3. Flexibility Ain’t What It Used To Be – I have been an avid proponent of stretching among my clients for years. This started mainly because I was appalled at their lack of flexibility, poor posture and limited range of motion. But stretching, it turns out, is pretty useless actually. Stretching before exercise has unequivocally been proven useless and hazardous. It can injure you and will definitely make you perform worse rather than better. Stretching after exercise is a little better, but it generally only makes you more flexible doing those particular stretches, and does little to make you feel less tight or give you better range of motion throughout your day. Much better is to adopt a routine that incorporates dynamic movements – something like a vinyasa yoga sequence, tai chi, qigong, and the like. These routines will move your body’s joints through a full range of motion in multiple planes, increasing joint fluidity and giving you greater mobility. But you have to practice this often – every day is a good idea! Right after your cardio workout, after a light warm-up, or straight out of a hot shower are all good times for this 10-minute workout.

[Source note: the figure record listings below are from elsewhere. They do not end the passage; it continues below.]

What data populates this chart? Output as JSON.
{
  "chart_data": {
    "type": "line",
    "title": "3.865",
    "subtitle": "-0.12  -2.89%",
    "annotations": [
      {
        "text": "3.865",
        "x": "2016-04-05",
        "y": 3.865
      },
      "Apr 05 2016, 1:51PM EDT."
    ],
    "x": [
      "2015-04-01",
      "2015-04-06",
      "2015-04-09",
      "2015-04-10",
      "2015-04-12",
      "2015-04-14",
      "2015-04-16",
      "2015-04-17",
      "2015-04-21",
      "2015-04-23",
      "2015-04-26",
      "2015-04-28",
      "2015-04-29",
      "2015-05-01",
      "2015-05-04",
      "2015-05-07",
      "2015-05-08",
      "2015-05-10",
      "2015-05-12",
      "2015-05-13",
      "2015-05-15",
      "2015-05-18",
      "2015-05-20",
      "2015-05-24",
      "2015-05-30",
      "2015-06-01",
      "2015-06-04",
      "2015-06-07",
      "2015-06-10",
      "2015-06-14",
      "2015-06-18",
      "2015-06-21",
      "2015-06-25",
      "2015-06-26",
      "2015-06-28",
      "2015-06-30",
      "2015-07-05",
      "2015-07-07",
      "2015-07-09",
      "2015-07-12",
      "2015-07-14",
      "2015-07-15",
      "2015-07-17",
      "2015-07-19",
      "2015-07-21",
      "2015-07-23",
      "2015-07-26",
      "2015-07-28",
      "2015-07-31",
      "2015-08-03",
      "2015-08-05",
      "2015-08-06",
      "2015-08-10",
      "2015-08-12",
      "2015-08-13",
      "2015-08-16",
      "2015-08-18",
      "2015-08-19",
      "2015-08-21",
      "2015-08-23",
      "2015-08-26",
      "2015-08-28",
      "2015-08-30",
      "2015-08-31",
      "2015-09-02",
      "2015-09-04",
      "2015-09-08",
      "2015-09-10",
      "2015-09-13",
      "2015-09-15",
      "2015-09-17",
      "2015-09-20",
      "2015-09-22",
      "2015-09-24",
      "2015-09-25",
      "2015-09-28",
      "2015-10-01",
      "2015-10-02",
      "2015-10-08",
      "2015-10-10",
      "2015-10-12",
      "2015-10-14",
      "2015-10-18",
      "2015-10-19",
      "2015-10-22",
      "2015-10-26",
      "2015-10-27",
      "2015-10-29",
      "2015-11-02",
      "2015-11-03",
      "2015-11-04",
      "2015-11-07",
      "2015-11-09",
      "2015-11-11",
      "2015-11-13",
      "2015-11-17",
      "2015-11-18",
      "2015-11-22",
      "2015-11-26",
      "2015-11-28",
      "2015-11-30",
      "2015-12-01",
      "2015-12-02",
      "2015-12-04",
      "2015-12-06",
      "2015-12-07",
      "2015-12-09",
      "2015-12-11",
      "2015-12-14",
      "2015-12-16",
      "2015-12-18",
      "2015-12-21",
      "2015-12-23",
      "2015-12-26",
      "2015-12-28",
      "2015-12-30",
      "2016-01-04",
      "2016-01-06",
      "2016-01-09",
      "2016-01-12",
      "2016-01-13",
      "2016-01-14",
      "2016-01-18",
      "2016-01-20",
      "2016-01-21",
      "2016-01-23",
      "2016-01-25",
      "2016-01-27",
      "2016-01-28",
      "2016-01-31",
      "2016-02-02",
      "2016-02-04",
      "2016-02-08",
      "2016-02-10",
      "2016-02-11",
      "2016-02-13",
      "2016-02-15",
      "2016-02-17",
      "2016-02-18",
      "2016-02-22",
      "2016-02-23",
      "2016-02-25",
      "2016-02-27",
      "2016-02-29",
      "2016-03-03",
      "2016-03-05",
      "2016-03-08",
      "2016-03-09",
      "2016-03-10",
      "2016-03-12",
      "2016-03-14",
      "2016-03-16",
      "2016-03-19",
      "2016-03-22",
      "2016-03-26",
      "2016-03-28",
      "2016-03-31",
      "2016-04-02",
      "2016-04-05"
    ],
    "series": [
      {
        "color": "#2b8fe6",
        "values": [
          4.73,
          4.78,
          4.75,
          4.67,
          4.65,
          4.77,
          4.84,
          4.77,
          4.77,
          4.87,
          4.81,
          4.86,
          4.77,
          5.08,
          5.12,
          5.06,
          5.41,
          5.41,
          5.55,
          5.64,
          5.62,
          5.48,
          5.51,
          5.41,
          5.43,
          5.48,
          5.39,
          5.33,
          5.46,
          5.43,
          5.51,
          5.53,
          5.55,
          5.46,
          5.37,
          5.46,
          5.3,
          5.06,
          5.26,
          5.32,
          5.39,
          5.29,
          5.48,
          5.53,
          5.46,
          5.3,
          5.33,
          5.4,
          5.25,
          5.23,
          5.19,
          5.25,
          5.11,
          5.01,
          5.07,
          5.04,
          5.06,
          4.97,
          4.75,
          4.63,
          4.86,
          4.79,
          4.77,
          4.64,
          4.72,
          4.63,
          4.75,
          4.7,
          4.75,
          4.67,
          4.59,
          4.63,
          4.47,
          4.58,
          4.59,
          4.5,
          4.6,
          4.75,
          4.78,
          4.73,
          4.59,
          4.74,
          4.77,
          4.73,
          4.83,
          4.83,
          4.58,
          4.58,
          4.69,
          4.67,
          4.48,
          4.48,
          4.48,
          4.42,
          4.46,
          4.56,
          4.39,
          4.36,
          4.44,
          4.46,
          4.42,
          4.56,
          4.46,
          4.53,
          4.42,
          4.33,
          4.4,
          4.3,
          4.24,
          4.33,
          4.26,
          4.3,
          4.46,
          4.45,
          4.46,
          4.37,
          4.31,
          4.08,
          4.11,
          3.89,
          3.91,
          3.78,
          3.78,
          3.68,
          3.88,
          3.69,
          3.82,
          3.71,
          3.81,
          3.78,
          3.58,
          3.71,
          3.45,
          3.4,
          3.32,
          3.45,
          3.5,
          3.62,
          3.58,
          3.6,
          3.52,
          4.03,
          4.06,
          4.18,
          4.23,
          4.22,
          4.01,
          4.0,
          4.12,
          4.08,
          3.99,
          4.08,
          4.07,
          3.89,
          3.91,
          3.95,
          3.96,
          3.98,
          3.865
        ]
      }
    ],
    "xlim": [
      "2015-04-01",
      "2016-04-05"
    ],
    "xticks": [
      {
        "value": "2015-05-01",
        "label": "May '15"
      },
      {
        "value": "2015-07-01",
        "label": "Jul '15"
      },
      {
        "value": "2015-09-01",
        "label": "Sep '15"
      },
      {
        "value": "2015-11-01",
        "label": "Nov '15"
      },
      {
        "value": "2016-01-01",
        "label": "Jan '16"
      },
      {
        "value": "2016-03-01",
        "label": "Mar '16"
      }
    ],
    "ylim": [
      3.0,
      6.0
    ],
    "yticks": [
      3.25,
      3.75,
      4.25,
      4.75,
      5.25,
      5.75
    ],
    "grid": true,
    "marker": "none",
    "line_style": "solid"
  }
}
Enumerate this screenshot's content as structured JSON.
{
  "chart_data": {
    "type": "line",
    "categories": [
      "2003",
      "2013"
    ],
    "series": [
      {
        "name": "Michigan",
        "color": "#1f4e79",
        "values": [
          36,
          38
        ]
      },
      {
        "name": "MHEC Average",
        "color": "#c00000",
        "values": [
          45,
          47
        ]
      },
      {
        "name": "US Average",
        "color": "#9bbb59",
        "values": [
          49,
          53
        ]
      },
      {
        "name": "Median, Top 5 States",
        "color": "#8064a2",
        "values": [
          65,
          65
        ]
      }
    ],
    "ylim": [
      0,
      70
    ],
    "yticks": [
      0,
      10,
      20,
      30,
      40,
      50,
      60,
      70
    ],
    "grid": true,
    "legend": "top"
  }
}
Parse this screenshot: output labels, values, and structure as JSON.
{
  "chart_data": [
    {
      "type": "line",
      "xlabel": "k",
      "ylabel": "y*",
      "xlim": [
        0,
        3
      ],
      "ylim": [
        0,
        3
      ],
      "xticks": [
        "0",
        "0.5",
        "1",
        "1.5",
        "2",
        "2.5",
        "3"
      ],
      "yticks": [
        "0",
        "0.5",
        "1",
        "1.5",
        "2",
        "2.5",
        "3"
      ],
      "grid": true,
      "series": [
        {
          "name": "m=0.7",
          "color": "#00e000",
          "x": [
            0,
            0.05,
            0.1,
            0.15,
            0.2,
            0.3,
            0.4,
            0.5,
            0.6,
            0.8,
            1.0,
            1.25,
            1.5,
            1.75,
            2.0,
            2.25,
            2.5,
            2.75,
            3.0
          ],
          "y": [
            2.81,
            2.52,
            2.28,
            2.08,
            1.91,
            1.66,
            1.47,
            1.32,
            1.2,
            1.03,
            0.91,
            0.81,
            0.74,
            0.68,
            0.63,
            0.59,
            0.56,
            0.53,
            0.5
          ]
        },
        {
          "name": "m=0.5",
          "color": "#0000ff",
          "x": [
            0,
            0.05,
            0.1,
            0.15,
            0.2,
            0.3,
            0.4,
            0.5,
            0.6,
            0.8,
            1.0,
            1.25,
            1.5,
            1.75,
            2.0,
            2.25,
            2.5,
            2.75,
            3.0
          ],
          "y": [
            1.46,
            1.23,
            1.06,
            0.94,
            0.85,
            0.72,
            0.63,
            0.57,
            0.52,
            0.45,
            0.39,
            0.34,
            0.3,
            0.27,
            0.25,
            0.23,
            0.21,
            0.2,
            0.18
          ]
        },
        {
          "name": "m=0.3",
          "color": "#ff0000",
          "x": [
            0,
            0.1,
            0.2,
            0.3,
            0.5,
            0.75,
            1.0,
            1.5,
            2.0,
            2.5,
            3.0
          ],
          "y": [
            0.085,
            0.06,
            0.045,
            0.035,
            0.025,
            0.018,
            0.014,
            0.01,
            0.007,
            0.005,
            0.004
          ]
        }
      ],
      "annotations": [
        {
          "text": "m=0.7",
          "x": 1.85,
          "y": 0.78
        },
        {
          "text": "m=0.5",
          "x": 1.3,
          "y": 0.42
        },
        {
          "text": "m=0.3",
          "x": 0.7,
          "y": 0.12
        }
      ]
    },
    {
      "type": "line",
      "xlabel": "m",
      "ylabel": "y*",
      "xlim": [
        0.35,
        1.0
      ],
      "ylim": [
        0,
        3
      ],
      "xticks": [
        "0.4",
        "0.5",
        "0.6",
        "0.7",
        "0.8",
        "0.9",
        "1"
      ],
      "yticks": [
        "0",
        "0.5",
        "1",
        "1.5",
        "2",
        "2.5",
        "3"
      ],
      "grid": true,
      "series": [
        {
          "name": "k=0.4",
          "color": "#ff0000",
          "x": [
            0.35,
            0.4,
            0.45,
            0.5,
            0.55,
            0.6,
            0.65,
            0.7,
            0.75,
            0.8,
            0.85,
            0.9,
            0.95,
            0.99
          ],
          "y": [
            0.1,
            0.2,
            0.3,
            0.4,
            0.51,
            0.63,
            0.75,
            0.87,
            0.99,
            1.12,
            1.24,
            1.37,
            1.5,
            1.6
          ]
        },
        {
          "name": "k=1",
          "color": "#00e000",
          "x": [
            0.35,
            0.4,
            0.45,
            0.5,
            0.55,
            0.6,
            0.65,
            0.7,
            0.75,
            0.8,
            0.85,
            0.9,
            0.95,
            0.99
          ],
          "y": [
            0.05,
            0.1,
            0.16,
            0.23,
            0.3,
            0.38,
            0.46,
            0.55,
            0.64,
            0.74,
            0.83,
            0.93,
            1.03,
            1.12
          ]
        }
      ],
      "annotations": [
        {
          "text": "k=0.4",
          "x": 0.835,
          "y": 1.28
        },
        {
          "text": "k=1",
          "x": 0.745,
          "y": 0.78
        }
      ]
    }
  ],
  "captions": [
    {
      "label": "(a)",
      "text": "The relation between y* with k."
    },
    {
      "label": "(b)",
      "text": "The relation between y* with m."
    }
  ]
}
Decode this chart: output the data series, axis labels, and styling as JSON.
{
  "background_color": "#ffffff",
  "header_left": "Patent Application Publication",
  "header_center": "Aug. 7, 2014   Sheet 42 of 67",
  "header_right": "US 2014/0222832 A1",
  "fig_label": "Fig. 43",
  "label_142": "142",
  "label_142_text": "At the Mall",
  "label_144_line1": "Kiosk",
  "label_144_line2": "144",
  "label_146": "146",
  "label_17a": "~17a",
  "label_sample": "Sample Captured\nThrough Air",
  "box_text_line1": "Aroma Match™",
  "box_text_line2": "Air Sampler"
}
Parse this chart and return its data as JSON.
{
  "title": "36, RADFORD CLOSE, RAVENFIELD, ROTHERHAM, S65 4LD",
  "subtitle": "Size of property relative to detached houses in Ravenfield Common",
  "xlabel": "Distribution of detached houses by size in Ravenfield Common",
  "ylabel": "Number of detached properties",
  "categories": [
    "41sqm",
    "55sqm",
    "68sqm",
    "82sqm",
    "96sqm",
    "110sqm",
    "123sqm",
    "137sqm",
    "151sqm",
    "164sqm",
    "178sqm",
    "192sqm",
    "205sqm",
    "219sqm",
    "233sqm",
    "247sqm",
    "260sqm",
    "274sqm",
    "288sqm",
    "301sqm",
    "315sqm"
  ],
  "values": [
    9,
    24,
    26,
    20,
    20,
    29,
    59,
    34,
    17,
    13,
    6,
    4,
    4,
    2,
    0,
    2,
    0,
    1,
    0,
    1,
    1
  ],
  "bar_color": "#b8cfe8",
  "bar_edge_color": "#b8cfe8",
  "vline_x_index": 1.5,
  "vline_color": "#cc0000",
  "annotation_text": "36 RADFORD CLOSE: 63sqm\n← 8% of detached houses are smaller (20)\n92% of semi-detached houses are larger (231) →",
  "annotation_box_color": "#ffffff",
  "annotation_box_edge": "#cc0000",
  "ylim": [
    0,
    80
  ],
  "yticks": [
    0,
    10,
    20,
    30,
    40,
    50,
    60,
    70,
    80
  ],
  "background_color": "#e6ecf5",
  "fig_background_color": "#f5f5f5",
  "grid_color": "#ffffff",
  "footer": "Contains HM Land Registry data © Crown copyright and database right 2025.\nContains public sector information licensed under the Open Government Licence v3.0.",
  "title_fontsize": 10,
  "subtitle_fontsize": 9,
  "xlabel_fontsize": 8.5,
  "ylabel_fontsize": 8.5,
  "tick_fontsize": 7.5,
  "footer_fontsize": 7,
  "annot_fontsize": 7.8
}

4. Stress Less – More and more, stress levels are being seen as a greater piece to the overall health pie than even diet and exercise. By going around in a constant state of stress, you are telling your body to stay in “Fight or Flight” mode, and the resulting buildup of those hormones becomes toxic to your system. Add to this a poor night’s sleep, irritable mood swings and a bad diet, and your body becomes a walking time-bomb. There’s no need to add to your already stressful life by throwing an overly-demanding workout regimen into the mix. View exercise the same way you (hopefully) view food – as nourishment for your body, rather than as something your body should have to “deal with.” Learn and practice some meditative breathing exercises. Listen to calming music. Take an enjoyable walk in a scenic location instead of pounding out five miles on the pavement. And make getting enough sleep a priority.
If you follow these basic guidelines, you should start feeling better in a few weeks. If you add to this a diet rich in fresh fruits, vegetables and whole grains and low in processed foods, you’ll be feeling amazing in no time!